Similarly, when $Z$ is an instrument, the exogeneity condition $Cov(Z, \epsilon) = 0$ is an identification assumption.
For diff-in-diff, the parallel-trends condition is an identification assumption.
For regression discontinuity design, the identification assumptions are that, first, there are no other discontinuities except the forcing variable, and second, agents cannot manipulate the forcing variable.
The corresponding empirical design (e.g. IV/DID/RDD/etc) is sometimes called the identification strategy.
In this context, "identification" is not a binary condition. One could have weak identification, e.g. a weak instrument.
Used in this sense, an identification assumption clearly needs to be justified when it's claimed to hold empirically.

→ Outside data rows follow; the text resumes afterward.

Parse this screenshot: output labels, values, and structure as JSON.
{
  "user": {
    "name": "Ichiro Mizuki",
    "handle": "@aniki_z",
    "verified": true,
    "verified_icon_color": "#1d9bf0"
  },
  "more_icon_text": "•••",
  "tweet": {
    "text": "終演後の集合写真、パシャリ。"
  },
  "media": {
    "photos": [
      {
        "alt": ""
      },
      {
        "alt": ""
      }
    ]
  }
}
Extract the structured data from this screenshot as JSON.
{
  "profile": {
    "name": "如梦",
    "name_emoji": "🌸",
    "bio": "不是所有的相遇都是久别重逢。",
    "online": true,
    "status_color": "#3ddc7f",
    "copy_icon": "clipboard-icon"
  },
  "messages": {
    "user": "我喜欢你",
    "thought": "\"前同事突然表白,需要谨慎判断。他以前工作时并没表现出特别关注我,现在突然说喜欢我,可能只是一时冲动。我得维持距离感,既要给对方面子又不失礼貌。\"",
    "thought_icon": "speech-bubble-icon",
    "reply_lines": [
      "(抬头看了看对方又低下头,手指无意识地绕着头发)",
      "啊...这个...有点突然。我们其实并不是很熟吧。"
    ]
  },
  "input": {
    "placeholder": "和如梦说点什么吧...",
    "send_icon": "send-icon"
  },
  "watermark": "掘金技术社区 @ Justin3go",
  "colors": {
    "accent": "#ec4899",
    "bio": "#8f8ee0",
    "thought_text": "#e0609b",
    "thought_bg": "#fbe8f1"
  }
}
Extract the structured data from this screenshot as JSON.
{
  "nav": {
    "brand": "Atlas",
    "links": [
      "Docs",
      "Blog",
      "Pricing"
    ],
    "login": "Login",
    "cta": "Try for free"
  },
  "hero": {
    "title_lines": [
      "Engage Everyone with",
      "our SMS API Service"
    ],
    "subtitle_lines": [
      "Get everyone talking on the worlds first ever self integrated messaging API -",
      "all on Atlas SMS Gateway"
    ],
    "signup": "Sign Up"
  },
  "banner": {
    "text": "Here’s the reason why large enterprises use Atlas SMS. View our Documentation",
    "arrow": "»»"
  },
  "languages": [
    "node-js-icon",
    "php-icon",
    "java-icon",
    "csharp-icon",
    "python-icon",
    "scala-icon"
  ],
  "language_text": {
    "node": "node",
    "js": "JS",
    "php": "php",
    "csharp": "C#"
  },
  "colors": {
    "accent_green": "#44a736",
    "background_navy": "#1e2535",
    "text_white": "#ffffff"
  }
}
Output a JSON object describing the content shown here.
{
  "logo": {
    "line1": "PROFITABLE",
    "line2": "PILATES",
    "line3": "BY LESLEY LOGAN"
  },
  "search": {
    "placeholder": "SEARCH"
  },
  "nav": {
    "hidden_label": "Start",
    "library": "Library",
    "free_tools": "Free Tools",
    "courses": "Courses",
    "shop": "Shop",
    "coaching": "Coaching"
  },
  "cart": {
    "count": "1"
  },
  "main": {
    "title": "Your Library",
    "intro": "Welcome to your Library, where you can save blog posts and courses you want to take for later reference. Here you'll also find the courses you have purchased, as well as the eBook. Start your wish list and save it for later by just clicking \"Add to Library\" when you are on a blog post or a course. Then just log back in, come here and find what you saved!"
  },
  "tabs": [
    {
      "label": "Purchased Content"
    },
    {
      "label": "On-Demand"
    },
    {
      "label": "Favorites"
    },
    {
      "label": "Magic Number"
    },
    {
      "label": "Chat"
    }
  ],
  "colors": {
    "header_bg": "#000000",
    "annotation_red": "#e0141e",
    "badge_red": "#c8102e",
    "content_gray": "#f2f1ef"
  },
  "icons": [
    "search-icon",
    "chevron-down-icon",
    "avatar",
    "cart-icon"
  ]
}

In other words, one needs to justify that the corresponding variation is exogenous---e.g. the variation of the instrument is exogenous, etc.
In your quoted example,
The paper examines the effect of bank runs on lending. We exploit
variation in the structure of banks' liabilities to identify banks
that were more vulnerable to the run...
vulnerability to a run is clearly a endogenous variable in relation to lending. The claim is then the empirical design in question uses exogenous variation in the structure of banks' liabilities---as an instrument/forcing variable/whatever---to circumvent endogeneity and achieve identification.